Max told me that he'll never love again and I told him not be ridiculous. There aren't enough good men on this earth. The world doesn't need to lose one more.
Tears fell, rolling down my nose which was running and sore. My lip quivered, my chest hurt like hell.
My hands shook and I could barely read the last page. Her last entry. It was dated two days before she died.
As I'm writing this, I'm crying. I haven't done that a whole lot. But I'm not sad. I'm grateful. Grateful that I got to experience a beautiful family.

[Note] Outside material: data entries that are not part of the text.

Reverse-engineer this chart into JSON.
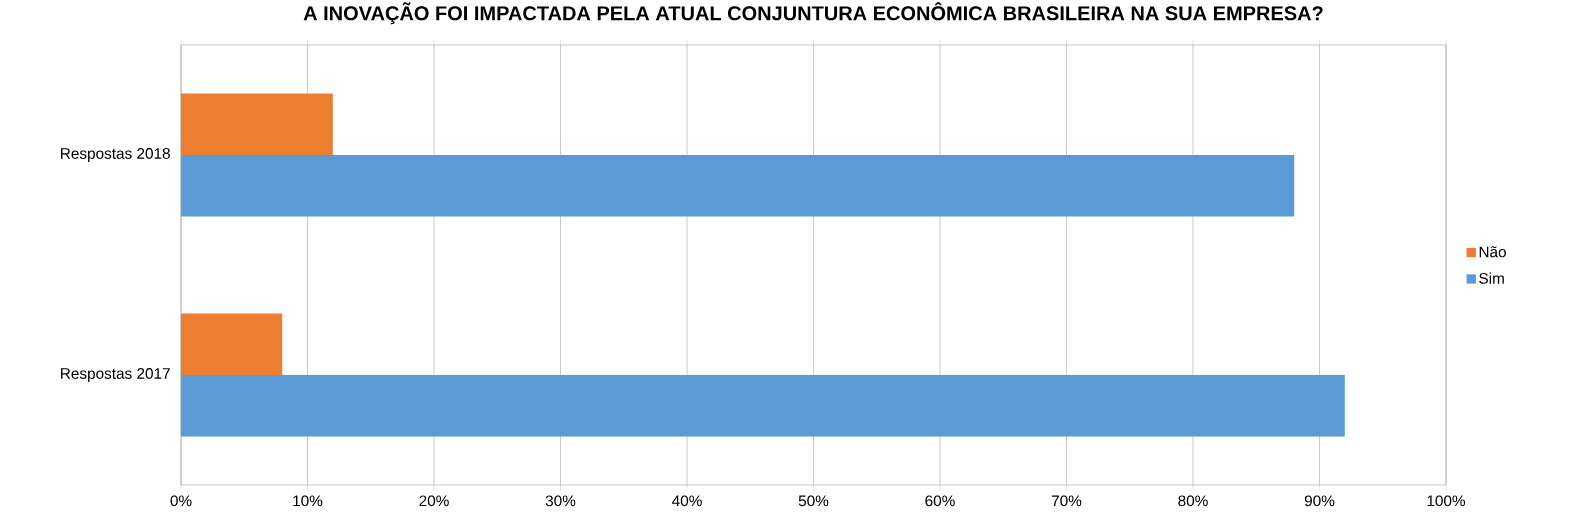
{
  "chart_data": {
    "type": "bar",
    "orientation": "horizontal",
    "title": "A INOVAÇÃO FOI IMPACTADA PELA ATUAL CONJUNTURA ECONÔMICA BRASILEIRA NA SUA EMPRESA?",
    "categories": [
      "Respostas 2018",
      "Respostas 2017"
    ],
    "series": [
      {
        "name": "Não",
        "color": "#ed7d31",
        "values": [
          12,
          8
        ]
      },
      {
        "name": "Sim",
        "color": "#5b9bd5",
        "values": [
          88,
          92
        ]
      }
    ],
    "xlim": [
      0,
      100
    ],
    "xticks": [
      {
        "value": 0,
        "label": "0%"
      },
      {
        "value": 10,
        "label": "10%"
      },
      {
        "value": 20,
        "label": "20%"
      },
      {
        "value": 30,
        "label": "30%"
      },
      {
        "value": 40,
        "label": "40%"
      },
      {
        "value": 50,
        "label": "50%"
      },
      {
        "value": 60,
        "label": "60%"
      },
      {
        "value": 70,
        "label": "70%"
      },
      {
        "value": 80,
        "label": "80%"
      },
      {
        "value": 90,
        "label": "90%"
      },
      {
        "value": 100,
        "label": "100%"
      }
    ],
    "grid": "x",
    "legend": "right"
  }
}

Grateful that I was loved by a boy who puts me above all else. We had a cinematic romance. One for the ages. The only part that I'm sad about is, not getting to see the love that he gives as he grows into a man. It'll be epic. I know it. He's going to be successful in whatever he chooses to do. He's going to live a life with passion and excitement. That brain of his will take him far. While his heart will love hard. Don't let me down Max. You're meant for more than mediocre love. You're meant for whirlwind, sweep her off her feet, show her the world and treat her as if she is the world, sort of love. I love you forever and ever.